И последняя — Арфо. Пронзительность и нежность арфы слышится в ней… Просторное зеленое а, задумчивое фиолетовое ф… Фиолетовые флоксы в густой зеленой траве… Август, гамак, в котором лежу я, семилетняя, на крыльце уютная, в белом с красными маками платье, бабушка, чистящая грибы. Я завороженно смотрю на ее проворные руки, на блестящие, похожие на маленьких рыбок, кусочки мясистых коричневых шляпок, плавающих в большом тазу с водой. Я совершенно, неправдоподобно счастлива… Как много еще будет в жизни таких вот незаметных приступов счастья и как мало из них запомнится…
Арфо — изящная фамилия. Изысканная. Даже слишком изысканная. Может быть, нужно чуть поскромнее. Попроще.

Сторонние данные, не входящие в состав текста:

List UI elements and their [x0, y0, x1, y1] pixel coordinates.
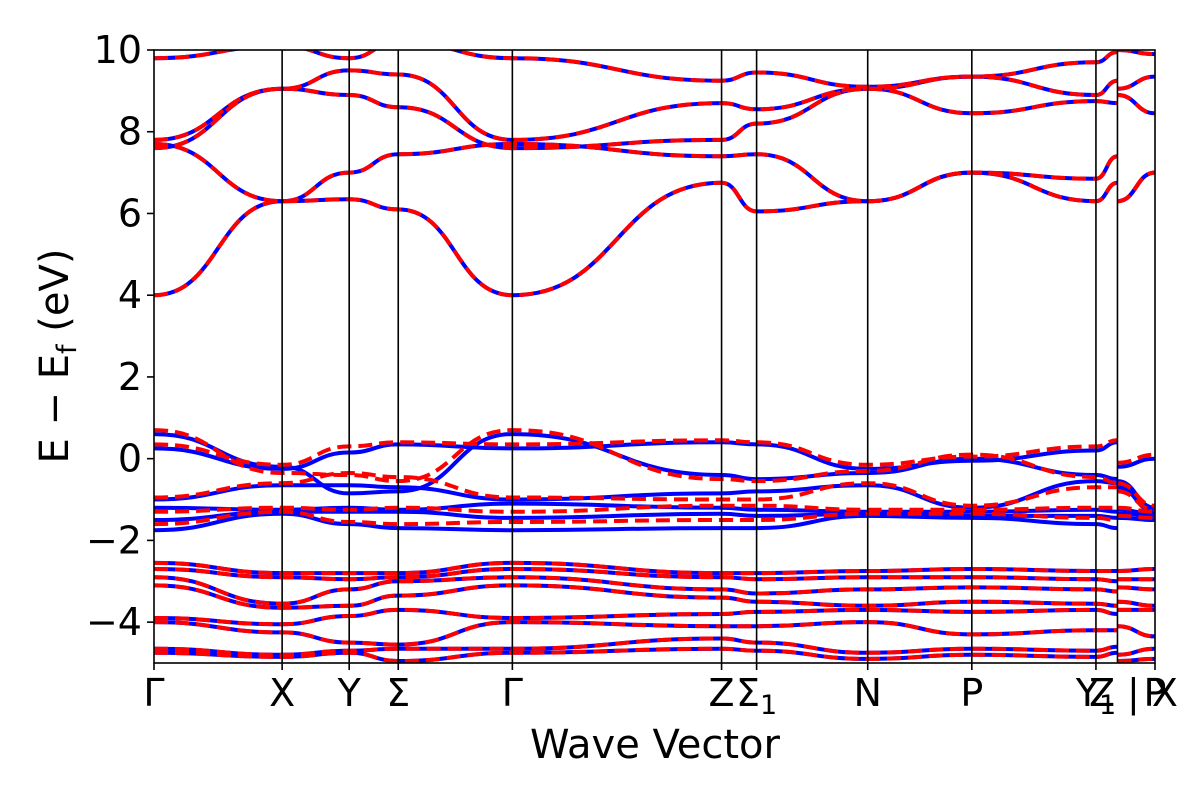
solid-band-line-10-1 [1117, 515, 1155, 522]
dashed-band-line-17-1 [1117, 656, 1155, 663]
kpoint-label: X [269, 671, 295, 715]
kpoint-label: Y1 [1075, 671, 1116, 721]
dashed-band-line-2-0 [154, 86, 1118, 151]
solid-band-line-2-0 [154, 86, 1118, 151]
dashed-band-line-7-1 [1117, 489, 1155, 512]
dashed-band-line-5-0 [154, 438, 1118, 467]
dashed-band-line-13-1 [1117, 599, 1155, 608]
dashed-band-line-17-0 [154, 646, 1118, 663]
kpoint-lines [281, 50, 1119, 663]
kpoint-label: Y [337, 671, 362, 715]
dashed-band-line-10-0 [154, 560, 1118, 576]
dashed-band-line-1-1 [1117, 170, 1155, 204]
dashed-band-line-12-0 [154, 575, 1118, 606]
dashed-band-line-16-0 [154, 636, 1118, 657]
y-tick-label: 8 [118, 110, 142, 154]
dashed-band-line-3-0 [154, 68, 1118, 142]
plot-frame [153, 49, 1156, 664]
dashed-band-line-15-0 [154, 620, 1118, 647]
dashed-band-line-4-0 [154, 50, 1118, 89]
dashed-band-line-8-1 [1117, 505, 1155, 514]
kpoint-label: Σ [386, 671, 410, 715]
dashed-band-line-7-0 [154, 470, 1118, 508]
dashed-band-line-9-1 [1117, 513, 1155, 520]
dashed-band-line-5-1 [1117, 452, 1155, 465]
y-tick-label: 0 [118, 437, 142, 481]
dashed-band-line-2-1 [1117, 93, 1155, 116]
dashed-band-line-0-0 [154, 170, 1118, 298]
dashed-band-line-16-1 [1117, 646, 1155, 657]
kpoint-label: P [1144, 671, 1167, 715]
dashed-band-line-9-0 [154, 509, 1118, 527]
solid-band-line-3-0 [154, 68, 1118, 142]
x-axis-title: Wave Vector [530, 722, 781, 768]
solid-band-line-10-0 [154, 511, 1118, 533]
y-tick-label: −2 [86, 518, 142, 562]
dashed-band-line-15-1 [1117, 624, 1155, 639]
dashed-band-line-8-0 [154, 503, 1118, 514]
kpoint-label: Γ [143, 671, 164, 715]
y-tick-label: 10 [94, 28, 142, 72]
y-axis-title-unit: (eV) [32, 249, 78, 345]
solid-band-line-5-1 [1117, 456, 1155, 469]
kpoint-label: Z [709, 671, 735, 715]
y-tick-label: 4 [118, 273, 142, 317]
dashed-band-line-11-0 [154, 566, 1118, 584]
y-axis: −4 −2 0 2 4 6 8 10 [86, 28, 154, 644]
dashed-band-line-6-0 [154, 428, 1118, 486]
y-tick-label: 6 [118, 191, 142, 235]
dashed-band-line-6-1 [1117, 481, 1155, 508]
kpoint-label: Γ [502, 671, 523, 715]
y-axis-title: E − Ef (eV) [32, 249, 83, 464]
y-tick-label: −4 [86, 600, 142, 644]
solid-band-line-7-0 [154, 479, 1118, 510]
dashed-band-line-3-1 [1117, 74, 1155, 91]
dashed-band-line-12-1 [1117, 585, 1155, 592]
dashed-band-line-1-0 [154, 141, 1118, 204]
kpoint-label: P [960, 671, 983, 715]
kpoint-label: Z | X [1089, 671, 1178, 716]
y-axis-title-main: E − E [32, 354, 78, 464]
kpoint-label: Σ1 [736, 671, 777, 721]
solid-band-line-17-0 [154, 636, 1118, 657]
solid-band-line-4-0 [154, 50, 1118, 89]
dashed-band-line-14-0 [154, 607, 1118, 627]
dashed-band-line-13-0 [154, 583, 1118, 610]
x-axis: Γ X Y Σ Γ Z Σ1 N P Y1Z | XP [143, 663, 1178, 721]
kpoint-label: N [853, 671, 881, 715]
solid-band-line-0-0 [154, 170, 1118, 298]
dashed-band-line-10-1 [1117, 567, 1155, 573]
bands-layer [154, 50, 1155, 663]
y-tick-label: 2 [118, 355, 142, 399]
y-axis-title-subscript: f [52, 343, 83, 354]
solid-band-line-9-1 [1117, 511, 1155, 518]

Невостребованный пятидесятитрехлетний Афанасий Арфо в круглой рамочке долго смотрит мне вслед, направляющейся к выходу, чтобы успеть на последний автобус. Я благодарна ему за воспоминание…
А может, и не нужен мне псевдоним? Не нужен, как не нужны живым вещи мертвых, а мертвым не нужны вещи живых?.. Вдруг чужая фамилия прилепит ко мне, как жвачку к столу, чужую судьбу и от нее уже невозможно будет отделаться?..
Сажусь в автобус и напряженно думаю обо всем сразу: о бабушке, о теперь уже бывшем муже, только сейчас понимая, как все-таки привыкла к нему за пять прожитых вместе лет и как болезненно и долго буду отвыкать, о мужичке, с которым мы пытались превратить бесплотную память во что-то осязаемое, теплой струйкой текущее в горло, облегчающее на некоторое время застоявшуюся, как вода из-под завядших цветов, боль, пять не пригодившихся мне фамилий, проводивших меня до ворот кладбища и закрывших их за моей спиной…
К автобусу торопливо подходят люди. Водитель лениво поглядывает в зеркало заднего вида, дожидаясь, когда зайдет последний пассажир и можно будет закрыть двери. В кабине у него играет бодрая веселая музыка. Из труб крематория идет вялый, будто разжиженный воздухом серый дымок. Медленно, словно туча на солнце, наползает на кладбище вечер. Я вдруг чувствую, как сильно устала за весь этот долгий день, и прикрываю глаза. Будущее меня не тревожит.